Nama Louis van Gaal kembali mencuat justru karena minimnya sinyal formal dari federasi. Para pengamat mencatat bahwa van Gaal profil pelatih berpengalaman yang pernah tiga kali menangani timnas. Periode pertama 2000-2001, kedua 2012-2014, dan ketiga 2021-2022 meninggalkan rekam jejak yang kuat di benak pendukung Oranje.
Selama tiga masa jabatannya ia membawa Belanda menjalani 20 laga beruntun tanpa kekalahan. Catatan itu baru berakhir di perempat final Piala Dunia 2022 lewat adu penalti kontra Argentina. Pengalaman tersebut kini menjadi modal yang ia tawarkan kembali kepada KNVB.
Louis van Gaal Berbicara Tegas Soal Jabatan Pelatih
Louis van Gaal berbicara tegas soal jabatan pelatih timnas dengan menekankan motif utamanya. Ia ingin membantu federasi yang sedang kesulitan dan tetap yakin skuad kontemporer punya kapasitas juara.

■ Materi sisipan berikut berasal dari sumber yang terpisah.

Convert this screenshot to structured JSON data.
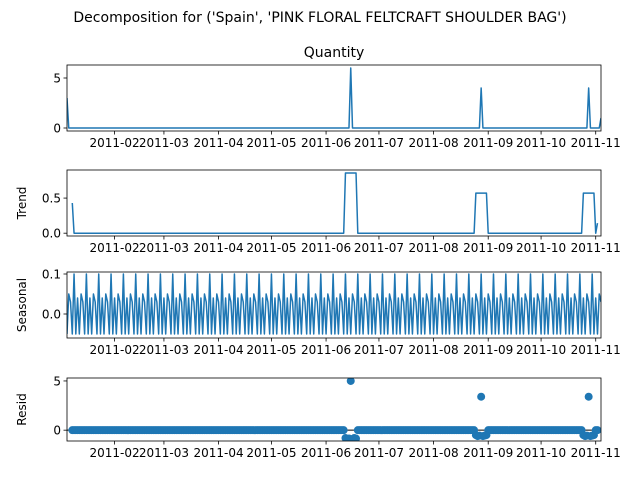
{
  "figure": {
    "suptitle": "Decomposition for ('Spain', 'PINK FLORAL FELTCRAFT SHOULDER BAG')"
  },
  "colors": {
    "series": "#1f77b4",
    "axis": "#000000",
    "zero_line": "#000000"
  },
  "chart_data": [
    {
      "type": "line",
      "panel": "observed",
      "title": "Quantity",
      "ylabel": "",
      "x_start": "2011-01-05",
      "x_end": "2011-11-04",
      "xlim": [
        "2011-01-05",
        "2011-11-04"
      ],
      "xticks": [
        "2011-02",
        "2011-03",
        "2011-04",
        "2011-05",
        "2011-06",
        "2011-07",
        "2011-08",
        "2011-09",
        "2011-10",
        "2011-11"
      ],
      "ylim": [
        -0.3,
        6.3
      ],
      "yticks": [
        0,
        5
      ],
      "baseline": 0,
      "points": [
        {
          "x": "2011-01-05",
          "y": 3
        },
        {
          "x": "2011-01-06",
          "y": 0
        },
        {
          "x": "2011-06-14",
          "y": 0
        },
        {
          "x": "2011-06-15",
          "y": 6
        },
        {
          "x": "2011-06-16",
          "y": 0
        },
        {
          "x": "2011-08-27",
          "y": 0
        },
        {
          "x": "2011-08-28",
          "y": 4
        },
        {
          "x": "2011-08-29",
          "y": 0
        },
        {
          "x": "2011-10-27",
          "y": 0
        },
        {
          "x": "2011-10-28",
          "y": 4
        },
        {
          "x": "2011-10-29",
          "y": 0
        },
        {
          "x": "2011-11-03",
          "y": 0
        },
        {
          "x": "2011-11-04",
          "y": 1
        }
      ]
    },
    {
      "type": "line",
      "panel": "trend",
      "title": "",
      "ylabel": "Trend",
      "xlim": [
        "2011-01-05",
        "2011-11-04"
      ],
      "xticks": [
        "2011-02",
        "2011-03",
        "2011-04",
        "2011-05",
        "2011-06",
        "2011-07",
        "2011-08",
        "2011-09",
        "2011-10",
        "2011-11"
      ],
      "ylim": [
        -0.04,
        0.9
      ],
      "yticks": [
        0.0,
        0.5
      ],
      "points": [
        {
          "x": "2011-01-08",
          "y": 0.43
        },
        {
          "x": "2011-01-09",
          "y": 0
        },
        {
          "x": "2011-06-11",
          "y": 0
        },
        {
          "x": "2011-06-12",
          "y": 0.857
        },
        {
          "x": "2011-06-18",
          "y": 0.857
        },
        {
          "x": "2011-06-19",
          "y": 0
        },
        {
          "x": "2011-08-24",
          "y": 0
        },
        {
          "x": "2011-08-25",
          "y": 0.571
        },
        {
          "x": "2011-08-31",
          "y": 0.571
        },
        {
          "x": "2011-09-01",
          "y": 0
        },
        {
          "x": "2011-10-24",
          "y": 0
        },
        {
          "x": "2011-10-25",
          "y": 0.571
        },
        {
          "x": "2011-10-31",
          "y": 0.571
        },
        {
          "x": "2011-11-01",
          "y": 0
        },
        {
          "x": "2011-11-02",
          "y": 0.143
        }
      ]
    },
    {
      "type": "line",
      "panel": "seasonal",
      "title": "",
      "ylabel": "Seasonal",
      "xlim": [
        "2011-01-05",
        "2011-11-04"
      ],
      "xticks": [
        "2011-02",
        "2011-03",
        "2011-04",
        "2011-05",
        "2011-06",
        "2011-07",
        "2011-08",
        "2011-09",
        "2011-10",
        "2011-11"
      ],
      "ylim": [
        -0.06,
        0.105
      ],
      "yticks": [
        0.0,
        0.1
      ],
      "period_days": 7,
      "weekly_pattern": [
        -0.05,
        0.05,
        0.03,
        -0.05,
        0.1,
        -0.05,
        0.04
      ]
    },
    {
      "type": "scatter",
      "panel": "resid",
      "title": "",
      "ylabel": "Resid",
      "xlim": [
        "2011-01-05",
        "2011-11-04"
      ],
      "xticks": [
        "2011-02",
        "2011-03",
        "2011-04",
        "2011-05",
        "2011-06",
        "2011-07",
        "2011-08",
        "2011-09",
        "2011-10",
        "2011-11"
      ],
      "ylim": [
        -1.1,
        5.3
      ],
      "yticks": [
        0,
        5
      ],
      "baseline": 0,
      "default_resid": 0.0,
      "points": [
        {
          "x": "2011-06-12",
          "y": -0.8
        },
        {
          "x": "2011-06-13",
          "y": -0.9
        },
        {
          "x": "2011-06-14",
          "y": -0.85
        },
        {
          "x": "2011-06-15",
          "y": 5.0
        },
        {
          "x": "2011-06-16",
          "y": -0.9
        },
        {
          "x": "2011-06-17",
          "y": -0.8
        },
        {
          "x": "2011-06-18",
          "y": -0.85
        },
        {
          "x": "2011-08-25",
          "y": -0.5
        },
        {
          "x": "2011-08-26",
          "y": -0.6
        },
        {
          "x": "2011-08-27",
          "y": -0.55
        },
        {
          "x": "2011-08-28",
          "y": 3.4
        },
        {
          "x": "2011-08-29",
          "y": -0.6
        },
        {
          "x": "2011-08-30",
          "y": -0.55
        },
        {
          "x": "2011-08-31",
          "y": -0.5
        },
        {
          "x": "2011-10-25",
          "y": -0.5
        },
        {
          "x": "2011-10-26",
          "y": -0.6
        },
        {
          "x": "2011-10-27",
          "y": -0.55
        },
        {
          "x": "2011-10-28",
          "y": 3.4
        },
        {
          "x": "2011-10-29",
          "y": -0.6
        },
        {
          "x": "2011-10-30",
          "y": -0.55
        },
        {
          "x": "2011-10-31",
          "y": -0.5
        }
      ]
    }
  ]
}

Kalimat itu disampaikan tanpa ada jaminan kontak resmi dari pihak KNVB.
Ia juga menyinggung opsi kerja di luar negeri. Jika tawaran baru datang dari klub atau federasi asing, kemungkinan besar ia akan mempertimbangkan posisi itu lebih dulu. Namun pintu untuk Oranje masih terbuka selama federasi bersedia membuka dialog.
Fakta bahwa van Gaal merasa lebih bugar secara fisik memberi bobot tambahan pada kesediaan tersebut. Usai tiga periode sebelumnya, ia merasa tubuhnya kini siap menanggung beban jadwal padat kompetisi internasional. Hal ini membedakan situasinya dari masa Piala Dunia 2022 yang penuh intensitas tinggi.
Dampak Gagal Piala Dunia 2026 dan Lowongnya Kursi Bondscoach
Kegagalan total Belanda di kualifikasi Piala Dunia 2026 memicu mundurnya Ronald Koeman. Kekosongan itu memaksa KNVB mempercepat pencarian suksesor. Nama-nama lokal seperti Reiziger sempat unggul, namun keheningan mendadak mengubah peta kandidat.
Dalam lanskap ini Optimaise News mencatat bahwa kehadiran kembali van Gaal bisa menjadi solusi cepat. Pengalaman tiga kali menjabat membuatnya paham seluk-beluk struktur federasi dan ekspektasi publik Belanda. Ia juga punya rekam jejak menjaga invincibility relatif panjang sebelum akhirnya kalah adu penalti.
Di sisi lain, sikap van Gaal yang membuka diri tanpa menunggu undangan resmi menciptakan tekanan tersendiri bagi KNVB. Federasi harus segera memutuskan apakah ingin kembali ke pelatih veteran atau melanjutkan pencarian wajah baru. Proses yang sempat hampir final dengan Reiziger kini menjadi sorotan karena tiba-tiba redup.